According to the city’s documents, it received a complaint from a resident at Dixon’s Apartment 210 dating back to before Andrew Wold bought the apartment complex for more than $4 million in June 2021.
In 2020, a tenant complained of falling ceiling tiles, and the ceiling was leaking at the unit. The resident put tarps up, but water continued coming in over the sink and stove, according to city-released inspection notes. The tenant then retracted the complaint because of no rain in the forecast and roof replacement work having started by Alliance Contracting.
In July, 2021, the tenant called again about ceiling tiles falling with no response from management, according to the city’s inspection notes. Then in early August, a leak was determined to be from a pipe in an upper unit and appeared to be fixed, the resident closed the complaint.
Nuisance complaints persist
In January and February there were four reports of a nuisance dumpster. The city ordered all trash surrounding the dumpster to be cleaned up immediately. Nuisance abatement of the dumpster was filed Feb. 24 and nuisance clean up Feb. 28.
The property was ordered to be immediately cleaned up on March 3, again on March 6 and the dumpster was reported to be overflowing that day.
Clean-up was required again March 9 on the west lot and a 24-hours notice was placed March 24. On March 27 it was again declared a nuisance property.

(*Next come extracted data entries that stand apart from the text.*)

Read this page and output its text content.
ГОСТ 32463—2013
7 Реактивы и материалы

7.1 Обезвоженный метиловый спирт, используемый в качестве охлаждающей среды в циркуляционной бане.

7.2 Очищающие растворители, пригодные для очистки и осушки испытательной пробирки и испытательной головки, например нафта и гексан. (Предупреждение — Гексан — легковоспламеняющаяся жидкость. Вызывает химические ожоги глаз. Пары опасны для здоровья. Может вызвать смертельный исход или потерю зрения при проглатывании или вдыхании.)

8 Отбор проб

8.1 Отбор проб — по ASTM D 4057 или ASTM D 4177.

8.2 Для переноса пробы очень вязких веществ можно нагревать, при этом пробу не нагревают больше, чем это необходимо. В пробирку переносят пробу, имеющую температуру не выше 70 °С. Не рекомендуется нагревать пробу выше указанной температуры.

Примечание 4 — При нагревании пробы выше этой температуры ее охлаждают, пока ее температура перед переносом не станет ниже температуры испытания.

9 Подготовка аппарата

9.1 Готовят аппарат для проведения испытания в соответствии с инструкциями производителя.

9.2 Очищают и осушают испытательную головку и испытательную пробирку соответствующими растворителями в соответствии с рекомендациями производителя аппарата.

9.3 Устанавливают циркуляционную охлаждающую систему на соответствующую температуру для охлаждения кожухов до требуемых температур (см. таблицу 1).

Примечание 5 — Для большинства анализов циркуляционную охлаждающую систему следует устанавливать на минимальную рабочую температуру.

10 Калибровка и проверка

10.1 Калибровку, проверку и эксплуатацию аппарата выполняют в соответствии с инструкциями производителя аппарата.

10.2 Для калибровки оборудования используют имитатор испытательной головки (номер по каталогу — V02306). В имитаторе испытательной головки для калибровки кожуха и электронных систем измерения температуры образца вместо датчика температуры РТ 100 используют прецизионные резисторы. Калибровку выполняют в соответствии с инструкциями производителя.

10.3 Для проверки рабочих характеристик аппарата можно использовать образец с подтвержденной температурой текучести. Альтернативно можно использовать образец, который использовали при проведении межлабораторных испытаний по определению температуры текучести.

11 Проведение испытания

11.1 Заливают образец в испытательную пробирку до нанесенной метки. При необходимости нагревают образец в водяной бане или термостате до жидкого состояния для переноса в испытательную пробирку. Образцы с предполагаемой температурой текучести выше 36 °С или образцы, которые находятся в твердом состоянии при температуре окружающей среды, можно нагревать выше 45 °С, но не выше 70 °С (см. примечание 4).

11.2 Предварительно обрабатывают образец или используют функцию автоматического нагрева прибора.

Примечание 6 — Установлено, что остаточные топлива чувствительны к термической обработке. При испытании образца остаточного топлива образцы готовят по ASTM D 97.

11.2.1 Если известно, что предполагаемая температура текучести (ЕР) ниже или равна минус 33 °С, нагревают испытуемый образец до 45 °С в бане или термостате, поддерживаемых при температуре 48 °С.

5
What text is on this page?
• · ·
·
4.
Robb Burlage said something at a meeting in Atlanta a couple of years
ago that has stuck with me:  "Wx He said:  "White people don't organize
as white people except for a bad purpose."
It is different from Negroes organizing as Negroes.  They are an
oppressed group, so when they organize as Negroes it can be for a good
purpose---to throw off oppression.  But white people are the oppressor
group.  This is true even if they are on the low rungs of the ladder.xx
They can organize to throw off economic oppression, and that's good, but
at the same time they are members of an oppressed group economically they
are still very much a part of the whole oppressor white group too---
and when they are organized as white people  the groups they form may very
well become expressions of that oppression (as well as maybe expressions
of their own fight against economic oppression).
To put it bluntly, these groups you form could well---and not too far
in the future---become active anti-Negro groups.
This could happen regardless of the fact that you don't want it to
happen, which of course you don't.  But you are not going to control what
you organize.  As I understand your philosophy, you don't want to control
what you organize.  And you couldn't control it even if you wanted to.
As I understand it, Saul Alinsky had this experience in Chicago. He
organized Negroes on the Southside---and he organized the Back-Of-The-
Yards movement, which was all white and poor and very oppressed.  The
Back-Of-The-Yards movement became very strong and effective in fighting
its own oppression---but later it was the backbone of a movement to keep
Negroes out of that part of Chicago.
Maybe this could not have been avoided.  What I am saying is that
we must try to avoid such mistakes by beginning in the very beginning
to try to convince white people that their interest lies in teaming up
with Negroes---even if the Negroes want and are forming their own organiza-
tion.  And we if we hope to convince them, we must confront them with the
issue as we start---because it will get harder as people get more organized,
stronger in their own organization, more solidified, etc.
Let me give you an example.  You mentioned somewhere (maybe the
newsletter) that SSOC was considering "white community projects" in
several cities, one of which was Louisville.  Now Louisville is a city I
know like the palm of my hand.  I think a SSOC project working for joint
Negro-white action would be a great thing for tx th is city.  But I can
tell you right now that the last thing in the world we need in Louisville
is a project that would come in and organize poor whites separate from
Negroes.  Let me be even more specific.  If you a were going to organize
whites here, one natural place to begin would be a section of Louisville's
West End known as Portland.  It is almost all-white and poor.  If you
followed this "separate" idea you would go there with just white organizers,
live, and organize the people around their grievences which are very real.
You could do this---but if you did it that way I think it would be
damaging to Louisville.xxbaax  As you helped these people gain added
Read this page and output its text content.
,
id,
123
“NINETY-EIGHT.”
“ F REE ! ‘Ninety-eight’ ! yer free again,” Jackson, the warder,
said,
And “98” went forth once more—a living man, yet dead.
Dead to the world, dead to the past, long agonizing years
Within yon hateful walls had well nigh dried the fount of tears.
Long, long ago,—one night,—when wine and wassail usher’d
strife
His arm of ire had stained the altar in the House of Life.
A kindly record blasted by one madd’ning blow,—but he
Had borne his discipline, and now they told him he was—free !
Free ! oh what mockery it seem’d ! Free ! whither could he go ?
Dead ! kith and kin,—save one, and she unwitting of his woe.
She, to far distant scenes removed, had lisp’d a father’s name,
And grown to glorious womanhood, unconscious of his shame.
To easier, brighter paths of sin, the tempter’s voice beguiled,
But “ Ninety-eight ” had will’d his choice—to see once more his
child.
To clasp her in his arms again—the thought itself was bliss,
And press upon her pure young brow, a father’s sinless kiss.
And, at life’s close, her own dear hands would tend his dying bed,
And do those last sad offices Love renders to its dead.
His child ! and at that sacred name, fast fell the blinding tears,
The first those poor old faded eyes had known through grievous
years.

In the months following, 11 more complaints were filed regarding nuisance surrounding the dumpster.
Property sought state workforce housing tax credit
The property at 324 Main St. was one of at least eight properties seeking an Iowa Workforce Housing Tax Credit that came before the Davenport City Council for a resolution of support in June 2022.
The competitive state grant program, which planned to give $35 million in 2022 to housing projects across Iowa, puts a cost-of-construction limit per unit but doesn’t cap rent at a certain amount or limit housing to a certain income threshold.
The city pledged to offer a 10-year 100% tax exemption to the property to throw in city support as required by the grant.
On June 22, 2022 the City Council approved it as a routine item, along with three other applications.
That property did not receive any state housing tax credits, according to an Iowa Economic Development Authority spokesperson.